2

I want to do a regression analysis (as I have found out on What regression model to use when independent variables are percentages to predict % outcome? should probably be a logistic regression) but I am not sure if I want to do the right one. My dependent variable is a mark that could be anywhere between 1 and 10 (so no binary outcome like in the link), although the min and max are around 4 and 8. I do have different independent variables however, of which most are percentages. If it would have been a linear multiple regression analysis most of these variables would have been dummies. The simplest one to describe is gender; (% of male and % of female), but for instance I also have a variable which consists of 5 options (A 20% B 0% C 30% D 15% E 35%). So in my dataset i have 5 different columns all for this one variable. This all besides 'regular' variables, like population density and budget (/inhabitant). I hope I desribed this clear enough.
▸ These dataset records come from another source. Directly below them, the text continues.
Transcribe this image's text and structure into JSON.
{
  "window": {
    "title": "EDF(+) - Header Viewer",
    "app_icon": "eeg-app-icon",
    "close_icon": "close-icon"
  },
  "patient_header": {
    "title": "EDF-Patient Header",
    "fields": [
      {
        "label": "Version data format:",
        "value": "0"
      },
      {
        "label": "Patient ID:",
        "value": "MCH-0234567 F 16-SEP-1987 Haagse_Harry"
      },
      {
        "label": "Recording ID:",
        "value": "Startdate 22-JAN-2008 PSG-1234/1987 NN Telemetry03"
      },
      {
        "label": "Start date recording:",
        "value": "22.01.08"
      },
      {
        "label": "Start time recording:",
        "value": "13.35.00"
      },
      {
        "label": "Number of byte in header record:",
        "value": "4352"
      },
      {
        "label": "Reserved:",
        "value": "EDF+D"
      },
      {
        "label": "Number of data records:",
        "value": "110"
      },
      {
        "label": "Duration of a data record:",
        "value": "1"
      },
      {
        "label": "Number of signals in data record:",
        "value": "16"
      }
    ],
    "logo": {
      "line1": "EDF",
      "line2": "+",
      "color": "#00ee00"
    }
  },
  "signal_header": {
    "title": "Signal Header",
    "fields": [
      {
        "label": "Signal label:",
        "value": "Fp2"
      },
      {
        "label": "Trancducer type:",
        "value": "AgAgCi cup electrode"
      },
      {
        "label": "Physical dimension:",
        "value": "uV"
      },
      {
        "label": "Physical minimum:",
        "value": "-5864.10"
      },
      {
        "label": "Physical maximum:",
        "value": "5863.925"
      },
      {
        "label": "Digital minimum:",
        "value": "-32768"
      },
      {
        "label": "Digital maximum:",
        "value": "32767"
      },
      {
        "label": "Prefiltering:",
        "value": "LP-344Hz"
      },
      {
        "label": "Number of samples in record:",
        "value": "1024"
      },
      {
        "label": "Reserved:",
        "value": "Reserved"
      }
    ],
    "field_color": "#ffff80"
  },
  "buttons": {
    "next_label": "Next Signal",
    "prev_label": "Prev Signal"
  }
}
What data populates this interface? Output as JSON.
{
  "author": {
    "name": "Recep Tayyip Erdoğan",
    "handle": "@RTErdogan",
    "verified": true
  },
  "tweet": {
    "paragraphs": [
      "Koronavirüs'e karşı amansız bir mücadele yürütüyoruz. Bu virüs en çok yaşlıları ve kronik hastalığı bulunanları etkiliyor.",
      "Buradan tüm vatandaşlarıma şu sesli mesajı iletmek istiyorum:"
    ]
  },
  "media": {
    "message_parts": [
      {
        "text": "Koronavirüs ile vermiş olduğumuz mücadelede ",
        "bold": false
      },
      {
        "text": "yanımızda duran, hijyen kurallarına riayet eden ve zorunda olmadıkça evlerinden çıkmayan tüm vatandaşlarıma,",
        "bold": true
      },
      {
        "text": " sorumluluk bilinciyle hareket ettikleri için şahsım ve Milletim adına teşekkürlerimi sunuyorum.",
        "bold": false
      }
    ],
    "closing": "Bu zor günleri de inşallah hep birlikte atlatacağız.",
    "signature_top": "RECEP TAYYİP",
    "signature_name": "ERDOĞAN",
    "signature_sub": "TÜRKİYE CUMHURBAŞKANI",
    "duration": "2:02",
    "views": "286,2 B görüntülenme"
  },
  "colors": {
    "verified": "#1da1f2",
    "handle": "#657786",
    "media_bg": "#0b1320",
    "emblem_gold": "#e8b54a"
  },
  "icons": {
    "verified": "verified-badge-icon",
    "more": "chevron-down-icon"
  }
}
Could anyone help this nitwit out? I am struggling for months now and I make no progress, the only progress is that I keep finding out that what I have been doing so far makes no sense. The program I am using is SPSS so I hope it is possible with this program.

Thanks in advance!

Edit: Hi, first of all, thanks for the reply. The DV is an average per municipality of around 200 questionnaires where citizens were asked to rate their satisfaction from a 1 to 5 scale, later transformed to a 1 to 10 scale. In practise all averages are between 7.1 and 8.1, so I guess it's an ordinal scale. Now concerning the relationships; I basically got 2 models. The first one I just look at the diversity of employees (age (3 categories), etnicity (3 categories) and gender (obviously 2 categories)) which I express in the % of the total population of employees locally. The second model I run looks at the proportion of these percentages from the local employees compared to the proportion of the local citizens, which could be as low as (1:)0,05 to around (1:2). In the first model I expect that the more diverse the organisation is, the better the satisfaction of the citizens; in the second model I expect that municipalities close to a 1:1 ratio have a higher satisfaction than municipalities which differ more from this 1:1.

kjetil b halvorsen
  • 63,378
  • 26
  • 142
  • 467
TeeVeeZee
  • 21
  • 2
  • 1
    The kind of model is determined by the response (DV) and by the kind of relationships you expect with the IVs. Variables that would normally be dummies in a multiple regression model will generally remain dummies in other models. Are the values taken by your DV ordered categories, or are they numeric values? – Glen_b Jul 06 '15 at 10:39
  • Hi, first of all, thanks for the reply. The DV is an average per municipality of around 200 questionnaires where citizens were asked to rate their satisfaction from a 1 to 5 scale, later transformed to a 1 to 10 scale. In practise all averages are between 7.1 and 8.1, so I guess it's an ordinal scale. – TeeVeeZee Jul 08 '15 at 09:42
  • If you averaged the individual ratings, *at that point you already assumed the scale was interval*. – Glen_b Jul 08 '15 at 11:15
  • http://www.ats.ucla.edu/stat/sas/whatstat/ so my kind of data is suitable for a multiple regression analysis after all? – TeeVeeZee Jul 10 '15 at 10:52
  • Just because the scale was assumed interval doesn't automatically mean linear regression will be a suitable model; it might be reasonable if the relationships are close to linear and the variance is near constant. (Sorry, why did you link to that document?) – Glen_b Jul 10 '15 at 11:10
  • I linked it so you could follow how I got to that conclusion (I have 1 DV and (1 or) more interval IV's). – TeeVeeZee Jul 10 '15 at 11:44
  • Oh, okay thanks. I'd probably just treat the averages in the ratings as numeric, but I'd want to look at relationships between that and the IVs, and how the spread or skewness changed with mean; a quasibinomial GLM or a beta regression might be more suitable if there's a tendency for the DV to be up toward one end or the other for some regions of the IV-space. – Glen_b Jul 10 '15 at 12:25

0 Answers0